Pero el cambio que realmente redefine el coleccionismo es el Souvenir-O-Matic. Por primera vez, no dependeremos exclusivamente de los paquetes de regalo aleatorios. Este nuevo sistema permite a los jugadores craftear armas de calidad Souvenir aplicando stickers dorados de equipos, autógrafos y mapas directamente sobre skins que ya tengan en su inventario. Esto abre un abanico de personalización brutal para los que buscamos combinaciones específicas sin pasar por el filtro del azar.

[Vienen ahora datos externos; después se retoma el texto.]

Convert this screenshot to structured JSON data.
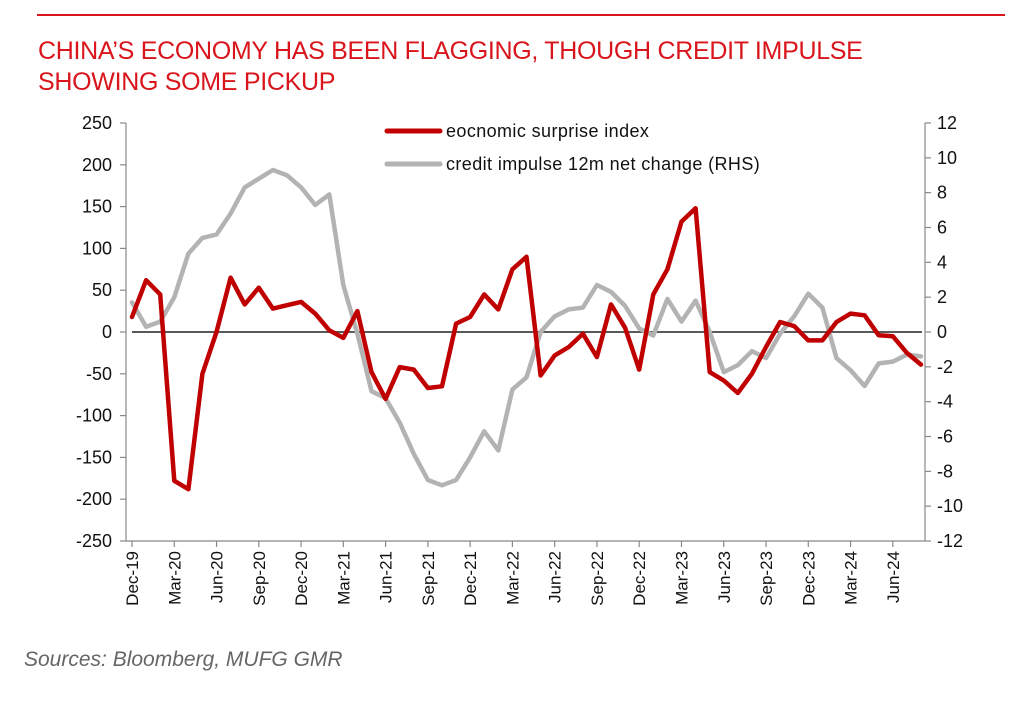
{
  "header": {
    "title_line1": "CHINA’S ECONOMY HAS BEEN FLAGGING, THOUGH CREDIT IMPULSE",
    "title_line2": "SHOWING SOME PICKUP"
  },
  "footer": {
    "source": "Sources:  Bloomberg, MUFG GMR"
  },
  "colors": {
    "accent": "#d9141b",
    "series1": "#c00000",
    "series2": "#b3b3b3",
    "zero_line": "#595959"
  },
  "chart_data": {
    "type": "line",
    "title": "CHINA’S ECONOMY HAS BEEN FLAGGING, THOUGH CREDIT IMPULSE SHOWING SOME PICKUP",
    "x": [
      "Dec-19",
      "Jan-20",
      "Feb-20",
      "Mar-20",
      "Apr-20",
      "May-20",
      "Jun-20",
      "Jul-20",
      "Aug-20",
      "Sep-20",
      "Oct-20",
      "Nov-20",
      "Dec-20",
      "Jan-21",
      "Feb-21",
      "Mar-21",
      "Apr-21",
      "May-21",
      "Jun-21",
      "Jul-21",
      "Aug-21",
      "Sep-21",
      "Oct-21",
      "Nov-21",
      "Dec-21",
      "Jan-22",
      "Feb-22",
      "Mar-22",
      "Apr-22",
      "May-22",
      "Jun-22",
      "Jul-22",
      "Aug-22",
      "Sep-22",
      "Oct-22",
      "Nov-22",
      "Dec-22",
      "Jan-23",
      "Feb-23",
      "Mar-23",
      "Apr-23",
      "May-23",
      "Jun-23",
      "Jul-23",
      "Aug-23",
      "Sep-23",
      "Oct-23",
      "Nov-23",
      "Dec-23",
      "Jan-24",
      "Feb-24",
      "Mar-24",
      "Apr-24",
      "May-24",
      "Jun-24",
      "Jul-24",
      "Aug-24"
    ],
    "x_tick_labels": [
      "Dec-19",
      "Mar-20",
      "Jun-20",
      "Sep-20",
      "Dec-20",
      "Mar-21",
      "Jun-21",
      "Sep-21",
      "Dec-21",
      "Mar-22",
      "Jun-22",
      "Sep-22",
      "Dec-22",
      "Mar-23",
      "Jun-23",
      "Sep-23",
      "Dec-23",
      "Mar-24",
      "Jun-24"
    ],
    "y_left": {
      "lim": [
        -250,
        250
      ],
      "ticks": [
        250,
        200,
        150,
        100,
        50,
        0,
        -50,
        -100,
        -150,
        -200,
        -250
      ]
    },
    "y_right": {
      "lim": [
        -12,
        12
      ],
      "ticks": [
        12,
        10,
        8,
        6,
        4,
        2,
        0,
        -2,
        -4,
        -6,
        -8,
        -10,
        -12
      ]
    },
    "legend_position": "top-center",
    "grid": false,
    "series": [
      {
        "name": "eocnomic surprise index",
        "axis": "left",
        "values": [
          18,
          62,
          45,
          -178,
          -188,
          -50,
          0,
          65,
          33,
          53,
          28,
          32,
          36,
          22,
          2,
          -7,
          25,
          -48,
          -80,
          -42,
          -45,
          -67,
          -65,
          10,
          18,
          45,
          27,
          75,
          90,
          -52,
          -28,
          -18,
          -2,
          -30,
          33,
          5,
          -45,
          45,
          75,
          132,
          148,
          -48,
          -58,
          -73,
          -50,
          -18,
          12,
          7,
          -10,
          -10,
          12,
          22,
          20,
          -4,
          -5,
          -25,
          -39
        ]
      },
      {
        "name": "credit impulse 12m  net change (RHS)",
        "axis": "right",
        "values": [
          1.7,
          0.3,
          0.6,
          2.0,
          4.5,
          5.4,
          5.6,
          6.8,
          8.3,
          8.8,
          9.3,
          9.0,
          8.3,
          7.3,
          7.9,
          2.7,
          -0.1,
          -3.4,
          -3.8,
          -5.2,
          -7.0,
          -8.5,
          -8.8,
          -8.5,
          -7.2,
          -5.7,
          -6.8,
          -3.3,
          -2.6,
          0.0,
          0.9,
          1.3,
          1.4,
          2.7,
          2.3,
          1.5,
          0.2,
          -0.2,
          1.9,
          0.6,
          1.8,
          0.0,
          -2.3,
          -1.9,
          -1.1,
          -1.5,
          -0.1,
          0.9,
          2.2,
          1.4,
          -1.5,
          -2.2,
          -3.1,
          -1.8,
          -1.7,
          -1.3,
          -1.4
        ]
      }
    ]
  }
}
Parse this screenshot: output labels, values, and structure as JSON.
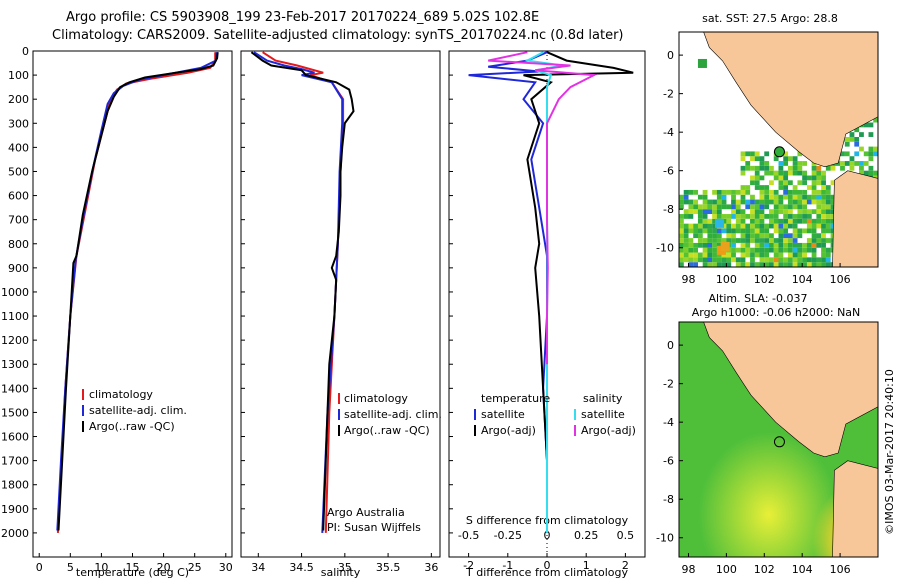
{
  "header": {
    "line1": "Argo profile: CS 5903908_199 23-Feb-2017 20170224_689 5.02S 102.8E",
    "line2": "Climatology: CARS2009. Satellite-adjusted climatology: synTS_20170224.nc (0.8d later)"
  },
  "colors": {
    "climatology": "#e41a1c",
    "satellite": "#1f28d8",
    "argo": "#000000",
    "cyan": "#33dfee",
    "magenta": "#e233e2",
    "land": "#f7c79a",
    "sla_bg": "#4fbf3a"
  },
  "chart_data": [
    {
      "type": "line",
      "name": "temperature-profile",
      "xlabel": "temperature (deg C)",
      "ylabel": "",
      "xlim": [
        -1,
        31
      ],
      "ylim": [
        2100,
        0
      ],
      "xticks": [
        0,
        5,
        10,
        15,
        20,
        25,
        30
      ],
      "yticks": [
        0,
        100,
        200,
        300,
        400,
        500,
        600,
        700,
        800,
        900,
        1000,
        1100,
        1200,
        1300,
        1400,
        1500,
        1600,
        1700,
        1800,
        1900,
        2000
      ],
      "legend": [
        "climatology",
        "satellite-adj. clim.",
        "Argo(..raw -QC)"
      ],
      "series": [
        {
          "name": "climatology",
          "color": "#e41a1c",
          "points": [
            [
              28.3,
              5
            ],
            [
              28.3,
              40
            ],
            [
              27.5,
              70
            ],
            [
              24,
              90
            ],
            [
              18,
              115
            ],
            [
              14,
              135
            ],
            [
              12.5,
              160
            ],
            [
              11.5,
              200
            ],
            [
              10.5,
              300
            ],
            [
              9,
              450
            ],
            [
              7.5,
              650
            ],
            [
              6,
              850
            ],
            [
              5,
              1100
            ],
            [
              4.2,
              1400
            ],
            [
              3.6,
              1700
            ],
            [
              3,
              2000
            ]
          ]
        },
        {
          "name": "satellite",
          "color": "#1f28d8",
          "points": [
            [
              28.5,
              5
            ],
            [
              28.4,
              40
            ],
            [
              26,
              70
            ],
            [
              21,
              95
            ],
            [
              16,
              120
            ],
            [
              13.5,
              145
            ],
            [
              12,
              175
            ],
            [
              11,
              220
            ],
            [
              10,
              330
            ],
            [
              8.7,
              480
            ],
            [
              7.3,
              660
            ],
            [
              5.9,
              860
            ],
            [
              5,
              1100
            ],
            [
              4.2,
              1400
            ],
            [
              3.5,
              1700
            ],
            [
              2.9,
              1990
            ]
          ]
        },
        {
          "name": "argo",
          "color": "#000000",
          "points": [
            [
              28.7,
              5
            ],
            [
              28.6,
              30
            ],
            [
              28,
              60
            ],
            [
              26,
              75
            ],
            [
              22,
              90
            ],
            [
              17,
              110
            ],
            [
              14.5,
              130
            ],
            [
              13,
              150
            ],
            [
              12,
              190
            ],
            [
              11,
              250
            ],
            [
              10,
              350
            ],
            [
              8.5,
              500
            ],
            [
              7,
              680
            ],
            [
              6,
              850
            ],
            [
              5.5,
              880
            ],
            [
              5,
              1100
            ],
            [
              4.3,
              1400
            ],
            [
              3.7,
              1700
            ],
            [
              3.1,
              1990
            ]
          ]
        }
      ]
    },
    {
      "type": "line",
      "name": "salinity-profile",
      "xlabel": "salinity",
      "ylabel": "",
      "xlim": [
        33.8,
        36.1
      ],
      "ylim": [
        2100,
        0
      ],
      "xticks": [
        34,
        34.5,
        35,
        35.5,
        36
      ],
      "legend": [
        "climatology",
        "satellite-adj. clim.",
        "Argo(..raw -QC)"
      ],
      "annotation": [
        "Argo Australia",
        "PI: Susan Wijffels"
      ],
      "series": [
        {
          "name": "climatology",
          "color": "#e41a1c",
          "points": [
            [
              34.05,
              5
            ],
            [
              34.2,
              40
            ],
            [
              34.45,
              60
            ],
            [
              34.6,
              75
            ],
            [
              34.75,
              90
            ],
            [
              34.6,
              100
            ],
            [
              34.85,
              130
            ],
            [
              34.98,
              200
            ],
            [
              34.98,
              300
            ],
            [
              34.95,
              500
            ],
            [
              34.92,
              800
            ],
            [
              34.88,
              1100
            ],
            [
              34.82,
              1500
            ],
            [
              34.78,
              2000
            ]
          ]
        },
        {
          "name": "satellite",
          "color": "#1f28d8",
          "points": [
            [
              33.95,
              5
            ],
            [
              34.1,
              40
            ],
            [
              34.3,
              60
            ],
            [
              34.5,
              75
            ],
            [
              34.65,
              90
            ],
            [
              34.5,
              100
            ],
            [
              34.85,
              130
            ],
            [
              34.97,
              200
            ],
            [
              34.97,
              300
            ],
            [
              34.94,
              500
            ],
            [
              34.92,
              800
            ],
            [
              34.88,
              1100
            ],
            [
              34.8,
              1500
            ],
            [
              34.74,
              2000
            ]
          ]
        },
        {
          "name": "argo",
          "color": "#000000",
          "points": [
            [
              33.92,
              5
            ],
            [
              34.05,
              40
            ],
            [
              34.15,
              60
            ],
            [
              34.5,
              80
            ],
            [
              34.55,
              100
            ],
            [
              34.9,
              130
            ],
            [
              35.05,
              160
            ],
            [
              35.08,
              200
            ],
            [
              35.1,
              250
            ],
            [
              35.0,
              300
            ],
            [
              34.97,
              400
            ],
            [
              34.95,
              500
            ],
            [
              34.95,
              600
            ],
            [
              34.93,
              750
            ],
            [
              34.9,
              850
            ],
            [
              34.85,
              900
            ],
            [
              34.9,
              950
            ],
            [
              34.88,
              1100
            ],
            [
              34.82,
              1300
            ],
            [
              34.8,
              1500
            ],
            [
              34.77,
              1800
            ],
            [
              34.75,
              1990
            ]
          ]
        }
      ]
    },
    {
      "type": "line",
      "name": "difference-profile",
      "xlabel": "T difference from climatology",
      "xlabel_top": "S difference from climatology",
      "xlim": [
        -2.5,
        2.5
      ],
      "ylim": [
        2100,
        0
      ],
      "xticks": [
        -2,
        -1,
        0,
        1,
        2
      ],
      "xticks_top": [
        -0.5,
        -0.25,
        0,
        0.25,
        0.5
      ],
      "legend_left": [
        "temperature",
        "satellite",
        "Argo(-adj)"
      ],
      "legend_right": [
        "salinity",
        "satellite",
        "Argo(-adj)"
      ],
      "series": [
        {
          "name": "T satellite",
          "color": "#1f28d8",
          "points": [
            [
              0,
              5
            ],
            [
              -0.5,
              40
            ],
            [
              -1.5,
              65
            ],
            [
              -0.2,
              85
            ],
            [
              -2,
              100
            ],
            [
              -0.3,
              130
            ],
            [
              -0.6,
              200
            ],
            [
              -0.1,
              300
            ],
            [
              -0.4,
              450
            ],
            [
              -0.2,
              650
            ],
            [
              0,
              850
            ],
            [
              0,
              1100
            ],
            [
              -0.1,
              1400
            ],
            [
              0,
              1700
            ],
            [
              0,
              2000
            ]
          ]
        },
        {
          "name": "T argo",
          "color": "#000000",
          "points": [
            [
              0,
              5
            ],
            [
              0.5,
              40
            ],
            [
              1.7,
              70
            ],
            [
              2.2,
              90
            ],
            [
              -0.6,
              100
            ],
            [
              0.1,
              130
            ],
            [
              -0.4,
              200
            ],
            [
              -0.2,
              300
            ],
            [
              -0.5,
              450
            ],
            [
              -0.3,
              650
            ],
            [
              -0.2,
              800
            ],
            [
              -0.3,
              900
            ],
            [
              -0.2,
              1100
            ],
            [
              -0.1,
              1400
            ],
            [
              0,
              1700
            ],
            [
              0,
              2000
            ]
          ]
        },
        {
          "name": "S satellite",
          "color": "#33dfee",
          "points": [
            [
              -0.1,
              5
            ],
            [
              -0.5,
              40
            ],
            [
              0.4,
              60
            ],
            [
              -0.3,
              80
            ],
            [
              0.1,
              100
            ],
            [
              0,
              150
            ],
            [
              0,
              300
            ],
            [
              0,
              500
            ],
            [
              0,
              700
            ],
            [
              0.01,
              900
            ],
            [
              0,
              1100
            ],
            [
              0,
              1400
            ],
            [
              0,
              1700
            ],
            [
              0,
              2000
            ]
          ]
        },
        {
          "name": "S argo",
          "color": "#e233e2",
          "points": [
            [
              -0.5,
              5
            ],
            [
              -1.5,
              40
            ],
            [
              0.6,
              60
            ],
            [
              -0.3,
              80
            ],
            [
              1.2,
              100
            ],
            [
              0.6,
              150
            ],
            [
              0.3,
              200
            ],
            [
              0,
              300
            ],
            [
              0,
              500
            ],
            [
              0,
              700
            ],
            [
              0.02,
              900
            ],
            [
              0,
              1100
            ],
            [
              0,
              1300
            ]
          ]
        }
      ]
    },
    {
      "type": "heatmap",
      "name": "sst-map",
      "title": "sat. SST: 27.5 Argo: 28.8",
      "xticks": [
        98,
        100,
        102,
        104,
        106
      ],
      "yticks": [
        0,
        -2,
        -4,
        -6,
        -8,
        -10
      ],
      "xlim": [
        97.5,
        108
      ],
      "ylim": [
        -11,
        1.2
      ]
    },
    {
      "type": "heatmap",
      "name": "sla-map",
      "title": "Altim. SLA: -0.037",
      "subtitle": "Argo h1000: -0.06 h2000: NaN",
      "xticks": [
        98,
        100,
        102,
        104,
        106
      ],
      "yticks": [
        0,
        -2,
        -4,
        -6,
        -8,
        -10
      ],
      "xlim": [
        97.5,
        108
      ],
      "ylim": [
        -11,
        1.2
      ]
    }
  ],
  "credit": "©IMOS 03-Mar-2017 20:40:10"
}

Como es habitual, el Viewer Pass regresa con el Pick'Em Challenge. Participar nos otorgará tokens que podremos canjear en la tienda o utilizar en el proceso de crafteo. Además, Valve mantiene su compromiso con la escena competitiva: el 50% de los ingresos se repartirá entre los organizadores, equipos y jugadores. Sin embargo, este año las tasas de regalías se ajustarán según el rendimiento, basándose primero en el seeding del VRS y finalmente en las posiciones finales del torneo. Es hora de pulir vuestras predicciones, porque el meta de los inventarios acaba de cambiar por completo.